Une ou deux semaines plus tard, Mr Drawlight fut invité dans une maison de Soho-square à venir écouter un célèbre soprano italien. Naturellement, Mr Norrell fut aussi invité. Toutefois, à son arrivée là-bas, Mr Drawlight ne trouva pas le magicien dans la foule. Adossé au manteau de la cheminée, Lascelles était en conversation avec quelques autres gentlemen. Drawlight s’avança pour lui demander s’il savait où se trouvait leur ami.

— Oh ! s’exclama Mr Lascelles. Il est allé rendre visite à Sir Walter Pole. Mr Norrell détient d’importantes informations qu’il souhaite communiquer sans délai au duc de Portland. Et Sir Walter Pole est celui que Mr Norrell compte honorer de son message.

— Portland ? s’exclama un autre gentleman. Comment ? Nos ministres sont aussi désespérés que cela ? Consultent-ils donc des magiciens ?

— Vous faites fausse route, déclara Mr Lascelles avec le sourire. Norrell a tout combiné en personne. Il a l’intention de proposer ses services au gouvernement. Apparemment, il a un plan pour battre les Français par la magie. Je crois toutefois hautement improbable qu’il puisse persuader les ministres de l’écouter. Entre les Français qui les tiennent à la gorge sur le continent, et tous ceux qui les tiennent à la gorge au Parlement, je doute qu’il se trouve ailleurs une association de gentlemen plus harassés. Je ne les pense pas disposés à accorder la moindre attention aux excentricités d’un gentleman du Yorkshire…

À l’instar du héros d’un conte de fées, Mr Norrell avait découvert que le pouvoir de faire ses quatre volontés se trouvait depuis le début entre ses mains.
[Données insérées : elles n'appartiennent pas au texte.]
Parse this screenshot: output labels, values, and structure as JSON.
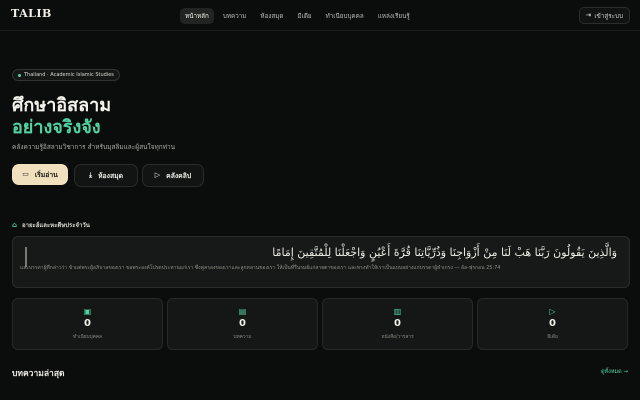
{
  "header": {
    "logo": "TALIB",
    "nav": [
      "หน้าหลัก",
      "บทความ",
      "ห้องสมุด",
      "มีเดีย",
      "ทำเนียบบุคคล",
      "แหล่งเรียนรู้"
    ],
    "login_label": "เข้าสู่ระบบ"
  },
  "hero": {
    "badge": "Thailand · Academic Islamic Studies",
    "title_line1": "ศึกษาอิสลาม",
    "title_line2": "อย่างจริงจัง",
    "subtitle": "คลังความรู้อิสลามวิชาการ สำหรับมุสลิมและผู้สนใจทุกท่าน",
    "buttons": {
      "read": "เริ่มอ่าน",
      "library": "ห้องสมุด",
      "clips": "คลังคลิป"
    }
  },
  "daily": {
    "heading": "อายะฮ์และหะดีษประจำวัน",
    "arabic": "وَالَّذِينَ يَقُولُونَ رَبَّنَا هَبْ لَنَا مِنْ أَزْوَاجِنَا وَذُرِّيَّاتِنَا قُرَّةَ أَعْيُنٍ وَاجْعَلْنَا لِلْمُتَّقِينَ إِمَامًا",
    "translation": "และบรรดาผู้ที่กล่าวว่า ข้าแต่พระผู้อภิบาลของเรา ขอพระองค์โปรดประทานแก่เรา ซึ่งคู่ครองของเราและลูกหลานของเรา ให้เป็นที่รื่นรมย์แก่สายตาของเรา และทรงทำให้เราเป็นแบบอย่างแก่บรรดาผู้ยำเกรง — อัล-ฟุรกอน 25:74"
  },
  "stats": [
    {
      "icon": "person-icon",
      "value": "0",
      "label": "ทำเนียบบุคคล"
    },
    {
      "icon": "article-icon",
      "value": "0",
      "label": "บทความ"
    },
    {
      "icon": "book-icon",
      "value": "0",
      "label": "หนังสือ/วารสาร"
    },
    {
      "icon": "play-icon",
      "value": "0",
      "label": "มีเดีย"
    }
  ],
  "latest": {
    "heading": "บทความล่าสุด",
    "see_all": "ดูทั้งหมด →"
  },
  "colors": {
    "accent": "#52d4a2",
    "primary_button": "#f0e0bd",
    "background": "#0b0c0c"
  }
}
Même un magicien se devait d’avoir des relations, or il se trouvait qu’un lointain cousin de Mr Norrell (du côté maternel) s’était rendu jadis fort désagréable envers lui dans une lettre. Pour empêcher pareil événement de se reproduire, Mr Norrell avait offert à cet homme huit cents livres (ce qui était ce que cet homme voulait), mais je suis désolée de préciser que ce geste ne réussit pas à faire taire le parent de la mère de Norrell, qui se complaisait dans la bassesse. Il avait écrit à Mr Norrell une deuxième lettre, dans laquelle il comblait son bienfaiteur de remerciements et de compliments et déclarait :

« … dorénavant je me considérerai, ainsi que mes amis, lié à vos intérêts.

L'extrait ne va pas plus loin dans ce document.